This precedent has been authored by Dr. Gordon Hughes, Principal, Davies Collison Cave Law.
A contract may incorporate a limitation of liability in relation to damages arising from a breach of the agreement. The rationale from a supplier’s perspective is that unless it can contain the extent of its risk, it will need to offset that risk by increasing its prices. Customers sometimes also seek a liability cap, although in such cases the rationale is less persuasive.

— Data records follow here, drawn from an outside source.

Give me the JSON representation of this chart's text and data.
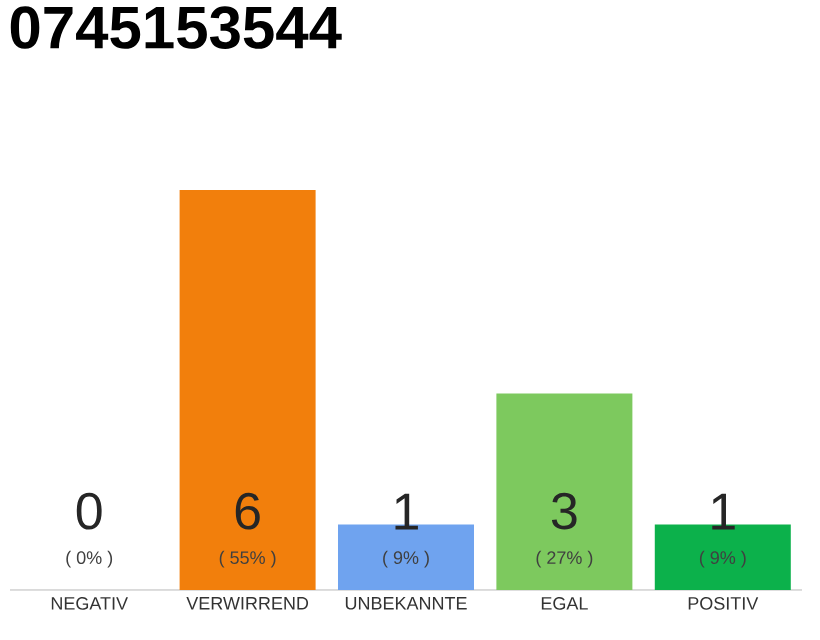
{
  "chart_data": {
    "type": "bar",
    "title": "0745153544",
    "categories": [
      "NEGATIV",
      "VERWIRREND",
      "UNBEKANNTE",
      "EGAL",
      "POSITIV"
    ],
    "values": [
      0,
      55,
      9,
      27,
      9
    ],
    "colors": [
      "#d9d9d9",
      "#f27f0c",
      "#6fa3ef",
      "#7dc95e",
      "#0cb14b"
    ],
    "value_labels": [
      "( 0% )",
      "( 55% )",
      "( 9% )",
      "( 27% )",
      "( 9% )"
    ],
    "annotations": [
      "0",
      "6",
      "1",
      "3",
      "1"
    ],
    "tick_labels": "x"
  }
}
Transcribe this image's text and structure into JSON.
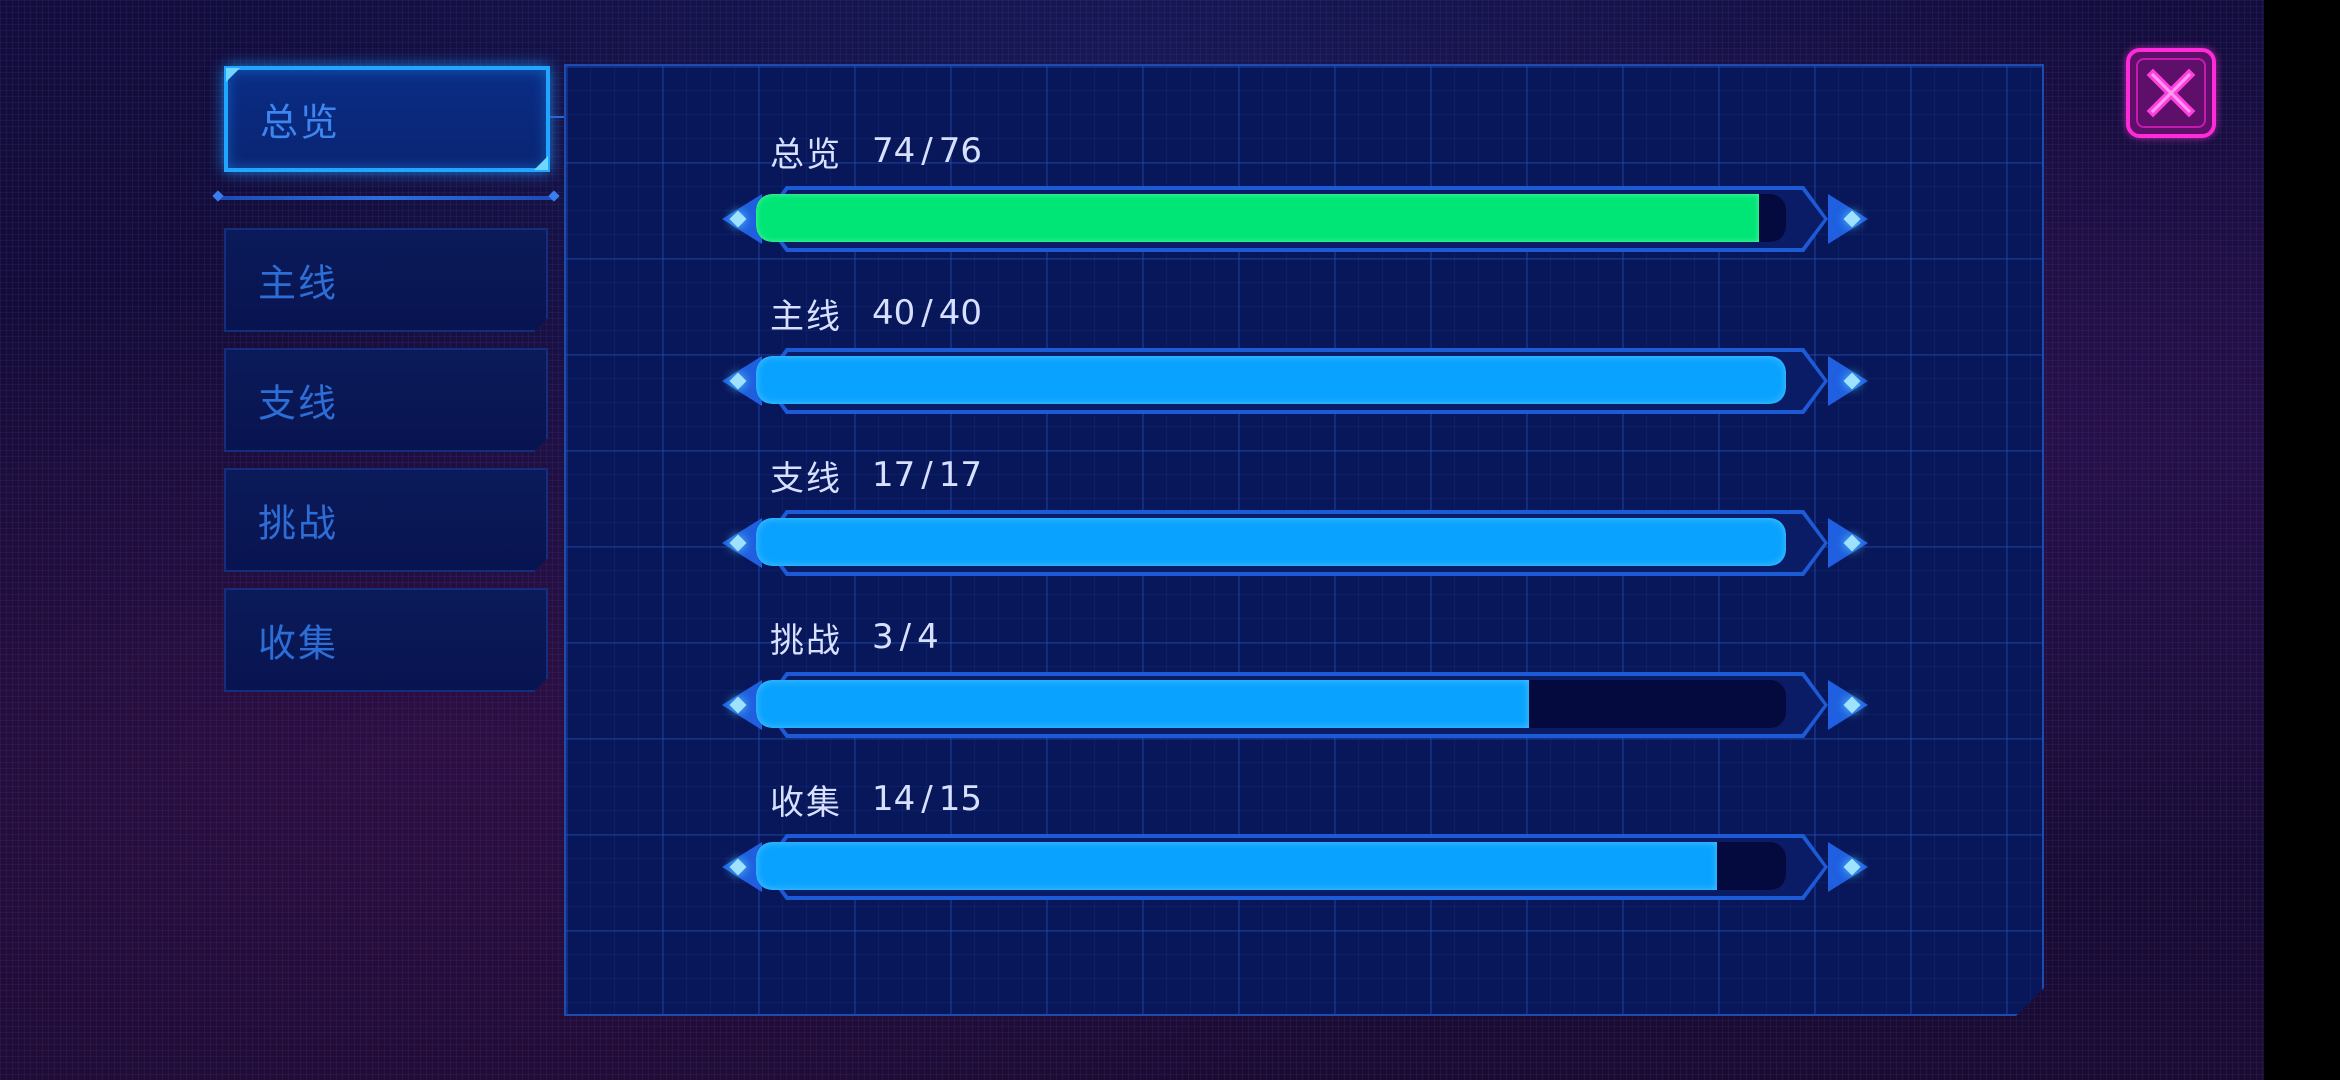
{
  "sidebar": {
    "tabs": [
      {
        "id": "overview",
        "label": "总览",
        "active": true
      },
      {
        "id": "main",
        "label": "主线",
        "active": false
      },
      {
        "id": "side",
        "label": "支线",
        "active": false
      },
      {
        "id": "challenge",
        "label": "挑战",
        "active": false
      },
      {
        "id": "collection",
        "label": "收集",
        "active": false
      }
    ]
  },
  "progress": [
    {
      "name": "总览",
      "current": "74",
      "total": "76",
      "value": 74,
      "max": 76,
      "color": "#00e676"
    },
    {
      "name": "主线",
      "current": "40",
      "total": "40",
      "value": 40,
      "max": 40,
      "color": "#0aa2ff"
    },
    {
      "name": "支线",
      "current": "17",
      "total": "17",
      "value": 17,
      "max": 17,
      "color": "#0aa2ff"
    },
    {
      "name": "挑战",
      "current": "3",
      "total": "4",
      "value": 3,
      "max": 4,
      "color": "#0aa2ff"
    },
    {
      "name": "收集",
      "current": "14",
      "total": "15",
      "value": 14,
      "max": 15,
      "color": "#0aa2ff"
    }
  ],
  "separator": "/",
  "close_button": {
    "icon": "close-icon",
    "color": "#ff2bd8"
  },
  "colors": {
    "panel_bg": "#08175a",
    "accent_blue": "#21a6ff",
    "fill_blue": "#0aa2ff",
    "fill_green": "#00e676"
  }
}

Typically, some types of loss will be excluded from the cap. Workplace laws generally prohibit the contracting out of liability for personal injury or death, as do some other forms of statutory liability, such as liability for misleading and deceptive conduct under chapter 2 part 2-1 of the Australian Consumer Law, or liability arising from a breach of privacy legislation. Some types of loss are easily and inexpensively insured – such as property damage – and do not justify the need for a cap. Some other types of beaches are considered so fundamental to a contract that uncapped exposure is generally accepted – examples are breaches of confidentiality and breaches of intellectual property rights.
Liability for negligence is sometimes included within the cap, and sometimes expressly excluded.
Liability exclusion clause
Courts will be cautious in giving effect to a liability exclusion clause. The broad principle is that the wording of the clause will be given its natural meaning and will be construed contra proferentem in case of ambiguity: Darlington Futures Ltd v Delco Australia Pty Ltd (1986) 161 CLR 500;  HCA 82; BC8601387.
It is not uncommon for liability exclusion clauses to embrace to “special” or “indirect” damages. Care needs to be taken in adopting the convention of describing such losses as “consequential losses”. In Environmental Systems Pty Ltd v Peerless Holdings Pty Ltd  VSCA 26 (Peerless), the Victorian Court of Appeal overturned a decision by the trial judge to the effect that “consequential losses” are losses recoverable only under the second limb of Hadley v Baxendale (1854) 2 CLR 517. Rather, the expression “consequential” was given its natural meaning, being any losses flowing as a consequence of a breach, thus embracing both direct and indirect losses. The decision in Peerless was subsequently cited with approval by the New South Wales Court of Appeal in Allianz Australia Insurance Ltd v Waterbrook  NSWCA 224 and by the Supreme Court of South Australia in Alstom Ltd v Yokogawa Australia Pty Ltd (No 7)  SASC 49. It was not, however, followed by the Supreme Court of Western Australia in Regional Power Corporation v Pacific Hydro Group Two Pty Ltd (No 2)  WASC 356.
A liability capping clause may make reference to proportionate liability. In the absence of proportionate liability legislation, damage caused by multiple entities would be assessed on the basis of joint and several liability – that is, where multiple parties were responsible for the loss or damage, the plaintiff could claim 100% recovery from any one of those parties, regardless of the extent of culpability of that party. Furthermore, a reduction in damages for contributory negligence would not be available in a claim for breach of contract. These scenarios are ameliorated under proportionate liability legislation in all States and Territories, (see Civil Liability Act 2002 (NSW), Wrongs Act 1958 (Vic), Civil Liability Act 2002 (WA), Civil Liability Act 2003 (Qld), Civil Liability Act 2002 (Tas), Proportionate Liability Act 2005 (NT), Civil Law (Wrongs) Act 2002 (ACT), Law Reform (Contributory Negligence and Apportionment of Liability) Act 2001 (SA)) although in some jurisdictions the operation of the legislation can be excluded.
A liability limitation clause will often emphasise the plaintiff’s duty to mitigate. This is a reinforcement of a well-established common law principle. Loss or damage suffered by a plaintiff which could have been reduced or avoided if it had taken reasonable steps to do so will not be reflected in an award of damages: see e.g. TC Industrial Plant Pty Ltd v Robert's Queensland Pty Ltd (1963) 180 CLR 130; 37 ALJR 289; BC6300670.